Deploy Helm Charts
- Before You Begin
- Limitations
- Supported Platforms and Technologies
- Review: Artifacts and Helm Charts
- Step 1: Add the Helm Chart
- Option: Reference the Artifact
- Option: Override Chart Values YAML in Service
- Option: Override Chart Values YAML in Environment
- Option: Override Chart Values YAML at Runtime
- Step 2: Define the Infrastructure and Execution
- Step 3: Deploy
- Option: Trigger the Pipeline on a New Chart Version
You can deploy Helm charts in standard Helm syntax in YAML from a remote Git repo, HTTP Helm Repository, or cloud storage service (Google Cloud Storage, AWS S3).
This process is also covered in the Helm CD Quickstart.
Before You Begin
- Helm CD Quickstart
- The Chart Template Developer's Guide from Helm.
- The Helm charts repo on GitHub has many useful examples.
Limitations
- Harness does not support AWS cross-account access for ChartMuseum and AWS S3. For example, if the Harness Delegate used to deploy charts is in AWS account A, and the S3 bucket is in AWS account B, the Harness Cloud Provider that uses this Delegate in A cannot assume the role for the B account.
Supported Platforms and Technologies
See Supported Platforms and Technologies.
ChartMuseum Binaries
Many Helm Chart users use ChartMuseum as their Helm Chart Repository server.
- ChartMuseum binary v0.8.2: the default ChartMuseum binary used by Harness is v0.8.2.
- ChartMuseum binary v0.12.0: to use ChartMuseum binary v0.12.0 you must enable the feature flag
USE_LATEST_CHARTMUSEUM_VERSION
. Contact Harness Support to enable the feature.
Review: Artifacts and Helm Charts
Harness supports image artifacts with Helm charts in the following ways.
Helm Chart with Hardcoded Artifact
The image artifact is identified in the Helm chart values.yaml file. For example:
...
containers:
- name: nginx
image: docker.io/bitnami/nginx:1.21.1-debian-10-r0
...
If the image is hardcoded then you do not use the Artifacts section of the Service. Any artifacts added here are ignored.
Helm Chart using Artifact Added to the Stage
You add an image artifact to the Artifacts section of the Service and then reference it in the Helm chart values.yaml file.
Artifacts in the Artifacts section are referenced using the <+artifact.image>
expression. For example:
...
image: <+artifact.image>
pullPolicy: IfNotPresent
dockercfg: <+artifact.imagePullSecret>
...
This is the same method when using Artifacts with standard Kubernetes deployments. See Add Container Images as Artifacts for Kubernetes Deployments.
Step 1: Add the Helm Chart
Adding a Helm chart is a simple process of connecting Harness to the Git or HTTP Helm repo where your chart is located.
In your CD stage, click Service.
In Service Definition, select Kubernetes.
In Manifests, click Add Manifest.
In Specify Manifest Type, select Helm Chart, and click Continue.

In Specify Helm Chart Store, select the type of repo or or cloud storage service (Google Cloud Storage, AWS S3) you're using.

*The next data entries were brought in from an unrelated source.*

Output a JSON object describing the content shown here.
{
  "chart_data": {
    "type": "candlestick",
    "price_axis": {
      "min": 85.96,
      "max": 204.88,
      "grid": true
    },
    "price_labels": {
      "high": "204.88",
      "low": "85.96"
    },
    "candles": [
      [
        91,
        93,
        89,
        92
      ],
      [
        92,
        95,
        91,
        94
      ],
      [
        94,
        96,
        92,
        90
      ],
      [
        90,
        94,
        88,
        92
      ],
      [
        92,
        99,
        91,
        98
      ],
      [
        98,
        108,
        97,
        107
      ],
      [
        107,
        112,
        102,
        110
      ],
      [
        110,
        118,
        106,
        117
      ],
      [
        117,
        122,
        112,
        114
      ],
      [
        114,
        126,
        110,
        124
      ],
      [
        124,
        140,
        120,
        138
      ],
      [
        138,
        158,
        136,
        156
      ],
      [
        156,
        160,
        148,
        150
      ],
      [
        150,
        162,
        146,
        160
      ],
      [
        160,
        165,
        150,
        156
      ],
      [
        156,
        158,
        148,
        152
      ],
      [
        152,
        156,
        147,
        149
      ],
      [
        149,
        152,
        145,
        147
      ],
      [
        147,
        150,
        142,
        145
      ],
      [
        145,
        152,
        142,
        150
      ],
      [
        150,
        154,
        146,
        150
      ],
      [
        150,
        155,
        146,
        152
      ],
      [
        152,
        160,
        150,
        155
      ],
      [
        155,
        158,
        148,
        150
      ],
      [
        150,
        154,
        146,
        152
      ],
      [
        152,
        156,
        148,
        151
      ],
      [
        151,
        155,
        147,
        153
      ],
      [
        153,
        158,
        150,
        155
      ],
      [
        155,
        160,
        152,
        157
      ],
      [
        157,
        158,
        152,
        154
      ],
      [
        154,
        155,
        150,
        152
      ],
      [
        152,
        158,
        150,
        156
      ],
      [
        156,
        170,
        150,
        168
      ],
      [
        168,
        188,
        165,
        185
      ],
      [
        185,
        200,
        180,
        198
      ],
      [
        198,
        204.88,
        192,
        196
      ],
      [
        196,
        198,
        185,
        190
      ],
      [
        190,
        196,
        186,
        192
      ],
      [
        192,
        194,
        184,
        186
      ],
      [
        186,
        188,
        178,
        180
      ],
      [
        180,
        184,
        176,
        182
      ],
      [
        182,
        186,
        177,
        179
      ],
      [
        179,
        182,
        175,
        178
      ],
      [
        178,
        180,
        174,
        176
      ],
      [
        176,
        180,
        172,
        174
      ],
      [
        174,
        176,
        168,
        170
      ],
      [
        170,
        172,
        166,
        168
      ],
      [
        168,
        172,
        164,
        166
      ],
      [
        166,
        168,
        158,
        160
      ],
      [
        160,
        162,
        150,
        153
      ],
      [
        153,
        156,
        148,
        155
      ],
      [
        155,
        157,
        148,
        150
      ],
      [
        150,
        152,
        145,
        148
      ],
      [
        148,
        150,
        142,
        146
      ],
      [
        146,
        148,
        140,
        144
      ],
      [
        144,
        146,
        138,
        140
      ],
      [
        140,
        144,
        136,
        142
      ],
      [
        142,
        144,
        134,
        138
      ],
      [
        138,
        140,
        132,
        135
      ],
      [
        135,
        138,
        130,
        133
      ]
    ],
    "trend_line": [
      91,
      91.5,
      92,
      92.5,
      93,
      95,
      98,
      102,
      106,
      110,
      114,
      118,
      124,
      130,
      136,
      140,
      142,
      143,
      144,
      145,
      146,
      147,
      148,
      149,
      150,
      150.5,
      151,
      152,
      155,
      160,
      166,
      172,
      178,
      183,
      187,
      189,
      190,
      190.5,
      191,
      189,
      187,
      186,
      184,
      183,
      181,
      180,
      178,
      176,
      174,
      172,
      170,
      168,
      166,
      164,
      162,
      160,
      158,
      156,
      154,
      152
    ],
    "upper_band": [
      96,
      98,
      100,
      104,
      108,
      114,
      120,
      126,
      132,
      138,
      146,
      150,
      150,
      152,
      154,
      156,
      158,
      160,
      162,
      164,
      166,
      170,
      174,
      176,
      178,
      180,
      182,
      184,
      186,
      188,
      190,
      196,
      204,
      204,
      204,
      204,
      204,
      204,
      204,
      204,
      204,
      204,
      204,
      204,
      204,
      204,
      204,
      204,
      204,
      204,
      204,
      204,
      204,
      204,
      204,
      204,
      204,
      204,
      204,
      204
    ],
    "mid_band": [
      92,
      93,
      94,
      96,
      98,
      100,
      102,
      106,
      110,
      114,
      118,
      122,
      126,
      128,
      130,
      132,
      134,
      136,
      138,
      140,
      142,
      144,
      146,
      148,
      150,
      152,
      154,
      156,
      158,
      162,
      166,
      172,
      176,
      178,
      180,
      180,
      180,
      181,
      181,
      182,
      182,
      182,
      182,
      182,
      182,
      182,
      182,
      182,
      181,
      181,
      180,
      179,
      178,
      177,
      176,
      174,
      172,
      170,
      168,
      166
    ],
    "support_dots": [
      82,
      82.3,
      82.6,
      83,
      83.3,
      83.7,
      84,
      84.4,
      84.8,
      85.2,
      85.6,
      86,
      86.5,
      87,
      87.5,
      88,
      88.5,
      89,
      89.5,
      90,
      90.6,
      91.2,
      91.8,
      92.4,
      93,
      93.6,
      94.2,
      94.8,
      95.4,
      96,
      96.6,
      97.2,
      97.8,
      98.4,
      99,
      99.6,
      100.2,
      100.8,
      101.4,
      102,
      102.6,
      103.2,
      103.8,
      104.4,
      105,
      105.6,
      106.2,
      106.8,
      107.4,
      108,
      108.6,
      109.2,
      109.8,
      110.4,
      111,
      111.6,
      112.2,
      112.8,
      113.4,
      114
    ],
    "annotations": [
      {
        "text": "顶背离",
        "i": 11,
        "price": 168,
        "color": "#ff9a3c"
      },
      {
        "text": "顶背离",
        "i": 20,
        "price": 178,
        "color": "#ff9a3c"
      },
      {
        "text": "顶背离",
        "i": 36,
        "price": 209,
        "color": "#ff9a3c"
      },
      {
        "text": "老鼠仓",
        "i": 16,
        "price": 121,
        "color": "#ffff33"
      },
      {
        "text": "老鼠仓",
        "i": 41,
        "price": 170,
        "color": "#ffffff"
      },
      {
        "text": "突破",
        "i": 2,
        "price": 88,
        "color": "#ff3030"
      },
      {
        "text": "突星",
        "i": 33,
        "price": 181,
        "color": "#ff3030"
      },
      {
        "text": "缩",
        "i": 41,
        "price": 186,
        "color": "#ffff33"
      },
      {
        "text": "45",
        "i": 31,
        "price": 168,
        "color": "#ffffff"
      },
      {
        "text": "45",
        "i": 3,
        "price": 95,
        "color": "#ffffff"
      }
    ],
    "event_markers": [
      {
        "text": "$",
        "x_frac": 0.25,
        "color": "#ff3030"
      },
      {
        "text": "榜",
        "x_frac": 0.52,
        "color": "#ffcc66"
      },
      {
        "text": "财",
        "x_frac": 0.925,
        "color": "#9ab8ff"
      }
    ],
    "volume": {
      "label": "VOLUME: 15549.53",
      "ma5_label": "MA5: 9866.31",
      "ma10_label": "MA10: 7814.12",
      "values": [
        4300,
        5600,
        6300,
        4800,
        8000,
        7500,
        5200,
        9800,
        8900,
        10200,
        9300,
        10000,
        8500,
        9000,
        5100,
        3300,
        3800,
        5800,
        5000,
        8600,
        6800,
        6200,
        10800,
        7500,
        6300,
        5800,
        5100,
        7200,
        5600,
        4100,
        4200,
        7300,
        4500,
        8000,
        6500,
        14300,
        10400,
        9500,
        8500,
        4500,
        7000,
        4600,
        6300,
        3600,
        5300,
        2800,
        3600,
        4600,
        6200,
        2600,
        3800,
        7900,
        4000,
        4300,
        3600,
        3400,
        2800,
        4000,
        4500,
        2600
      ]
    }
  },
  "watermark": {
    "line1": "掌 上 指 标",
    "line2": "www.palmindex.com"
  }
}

For the steps and settings of each option, see the Connect to an Artifact Repo How-tos.
If you are using Google Cloud Storage or Amazon S3, see Cloud Platform Connectors.
For all of the Helm Chart Store types (Git, GitHub, HTTP Helm, etc), you will need to provide the following Helm info:
Setting | Description | Example |
Manifest Identifier | Enter a name that identifies this Helm chart. It doesn't have to be the chart name. It can be the name of the service you are deploying or another name. |
|
Chart Name | Enter the name of the Helm chart for Harness to pull. Don't include the chart version. You will add that in the Chart Version setting. |
|
Chart Version | Enter the version of the chart you want to deploy. This is found in the Chart.yaml You can list all available versions of a chart using the If you leave Chart Version empty Harness gets the latest chart. If you are going to use a Harness Trigger to run this Pipeline when a new version is added to your chart repo, select the Runtime Input option. When you set up the Trigger, you will select this chart and Harness will listen on the repo for new versions. See Trigger Pipelines on New Helm Chart. |
|
Helm Version | Select the version of Helm used in your chart. See Helm Version Support Policy from Helm. |
|
Skip Resource Versioning | By default, Harness versions ConfigMaps and Secrets deployed into Kubernetes clusters. In some cases, such as when using public manifests or Helm charts, you cannot add the annotation. When you enable Skip Resource Versioning, Harness will not perform versioning of ConfigMaps and Secrets for the resource. If you have enabled Skip Resource Versioning for a few deployments and then disable it, Harness will start versioning ConfigMaps and Secrets. | |
Helm Command Flags | You can use Helm command flags to extend the Helm commands that Harness runs when deploying your Helm chart. Harness will run Helm-specific Helm commands and their flags as part of preprocessing. All the commands you select are run before | |
Command Type | Select the Helm command type you want to use. For example: |
|
Flag | Add any options for the command. |
If you haven't set up a Harness Delegate, you can add one as part of the Connector setup. This process is described in Helm CD Quickstart and Install a Kubernetes Delegate.
Once your Helm chart is added, it appears in the Manifests section. For example:

Option: Reference the Artifact
If the image artifact is not hardcoded in the Helm chart, add the artifact in Artifacts and use the expression <+artifact.image>
in your values.yaml. For example:
...
image: <+artifact.image>
pullPolicy: IfNotPresent
dockercfg: <+artifact.imagePullSecret>
...
This is the same method when using Artifacts with standard Kubernetes deployments. See Add Container Images as Artifacts for Kubernetes Deployments.
Option: Override Chart Values YAML in Service
You can override the values YAML in the Helm chart by adding a values YAML in Manifests.
You add values YAML files in the same way you added your chart. You simply select Values YAML in Specify Manifest Type.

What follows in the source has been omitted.